Automattic / kue

Kue is a priority job queue backed by redis, built for node.js.
http://automattic.github.io/kue
MIT License
9.45k stars 862 forks source link

Delayed job processed more than once #1133

Open jkrenge opened 6 years ago

jkrenge commented 6 years ago

It's a bit hard to reproduce, and I'm not 100% sure what to share exactly.

Setup: We have one large redis in the middle, and a variety of different queues and workers connected. Each queue is being fed by at least 10 workers, and processed by another 10.

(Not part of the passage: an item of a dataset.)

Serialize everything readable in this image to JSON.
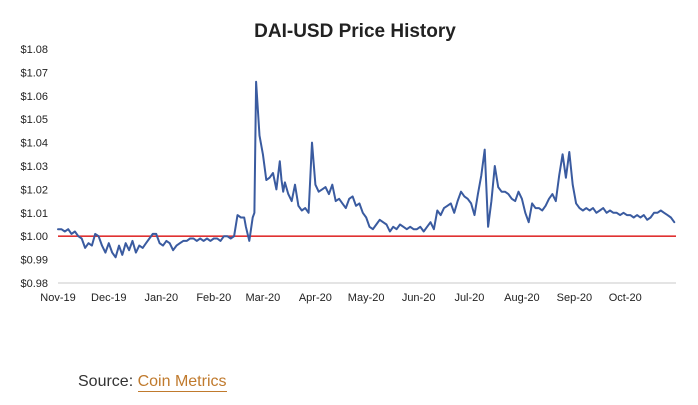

Now, I do have one specific type of job, that's enqueued with a delay (e.g. 70 hours). This job is also a bit longer, takes on average 1.8 seconds. And this is regularly being processed twice in parallel, by different workers, maybe even on different machines.

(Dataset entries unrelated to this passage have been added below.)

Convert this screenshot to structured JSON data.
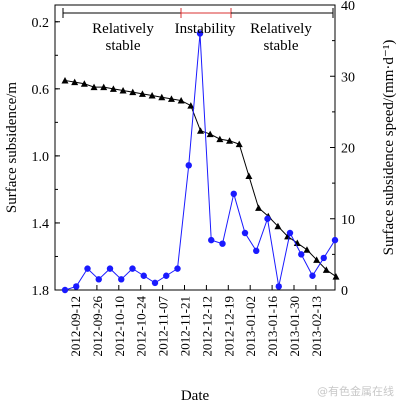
{
  "chart_data": {
    "type": "line",
    "xlabel": "Date",
    "ylabel_left": "Surface subsidence/m",
    "ylabel_right": "Surface subsidence speed/(mm·d⁻¹)",
    "x_ticks": [
      "2012-09-12",
      "2012-09-26",
      "2012-10-10",
      "2012-10-24",
      "2012-11-07",
      "2012-11-21",
      "2012-12-12",
      "2012-12-19",
      "2013-01-02",
      "2013-01-16",
      "2013-01-30",
      "2013-02-13"
    ],
    "left_axis": {
      "ylim": [
        1.8,
        0.1
      ],
      "ticks": [
        "0.2",
        "0.6",
        "1.0",
        "1.4",
        "1.8"
      ]
    },
    "right_axis": {
      "ylim": [
        0,
        40
      ],
      "ticks": [
        "0",
        "10",
        "20",
        "30",
        "40"
      ]
    },
    "regions": [
      {
        "label_lines": [
          "Relatively",
          "stable"
        ]
      },
      {
        "label_lines": [
          "Instability"
        ]
      },
      {
        "label_lines": [
          "Relatively",
          "stable"
        ]
      }
    ],
    "series": [
      {
        "axis": "left",
        "marker": "triangle",
        "color": "#000000",
        "values": [
          0.55,
          0.56,
          0.57,
          0.59,
          0.59,
          0.6,
          0.61,
          0.62,
          0.63,
          0.64,
          0.65,
          0.66,
          0.67,
          0.7,
          0.85,
          0.87,
          0.9,
          0.91,
          0.93,
          1.12,
          1.31,
          1.36,
          1.42,
          1.48,
          1.52,
          1.56,
          1.62,
          1.68,
          1.72
        ]
      },
      {
        "axis": "right",
        "marker": "circle",
        "color": "#1a1aff",
        "values": [
          0,
          0.5,
          3,
          1.5,
          3,
          1.5,
          3,
          2,
          1,
          2,
          3,
          17.5,
          36,
          7,
          6.5,
          13.5,
          8,
          5.5,
          10,
          0.5,
          8,
          5,
          2,
          4.5,
          7
        ]
      }
    ]
  },
  "watermark": "@有色金属在线"
}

For example, I log the start of the job and got:

2017-11-16 10:56:12.733 - Job 2494621079...
2017-11-16 10:56:12.180 - Job 2494621079...

Is there anything I can do about this, or are we just cratching the top-line and may need to move to another queue system?

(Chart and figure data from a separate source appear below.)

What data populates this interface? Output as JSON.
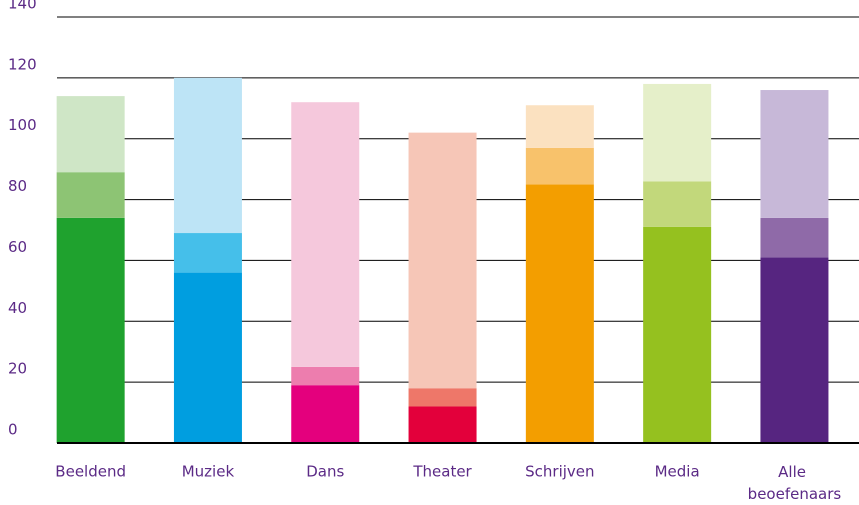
{
  "chart_data": {
    "type": "stacked-bar",
    "categories": [
      "Beeldend",
      "Muziek",
      "Dans",
      "Theater",
      "Schrijven",
      "Media",
      "Alle beoefenaars"
    ],
    "series": [
      {
        "values": [
          74,
          56,
          19,
          12,
          85,
          71,
          61
        ],
        "colors": [
          "#1fa22e",
          "#009ee0",
          "#e4007d",
          "#e3003b",
          "#f39e00",
          "#95c11f",
          "#562580"
        ]
      },
      {
        "values": [
          15,
          13,
          6,
          6,
          12,
          15,
          13
        ],
        "colors": [
          "#8dc474",
          "#45bfea",
          "#ed7dae",
          "#ee7769",
          "#f8c26b",
          "#c2d87b",
          "#8f6aa8"
        ]
      },
      {
        "values": [
          25,
          51,
          87,
          84,
          14,
          32,
          42
        ],
        "colors": [
          "#cfe6c6",
          "#bde4f6",
          "#f5c8dc",
          "#f6c6b7",
          "#fbe1c0",
          "#e5efc9",
          "#c7b8d8"
        ]
      }
    ],
    "ylim": [
      0,
      140
    ],
    "yticks": [
      0,
      20,
      40,
      60,
      80,
      100,
      120,
      140
    ],
    "grid": true
  }
}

behrad commented 6 years ago

There should be race somewhere like here: https://github.com/Automattic/kue/blob/master/lib/kue.js#L168 that us causing a delayed job to duplicated in inactive state

jkrenge commented 6 years ago

That does make sense. So the job promotion is checked twice — by different workers — and both of them deem the job ready to be processed, and change its state to inactive. Then, I do have the same job twice in my inactive queue?

behrad commented 6 years ago

May be, however we have a lock there... but there should be a leakage! We should harden job promotion logic in v1 branch, or even make it a lua script if possible

jkrenge commented 6 years ago

As a temporary fix, is there maybe a way to wait within the worker, and re-check whether the job with this id exists twice, and then abort if it's not the job instance with the lowest timestamp?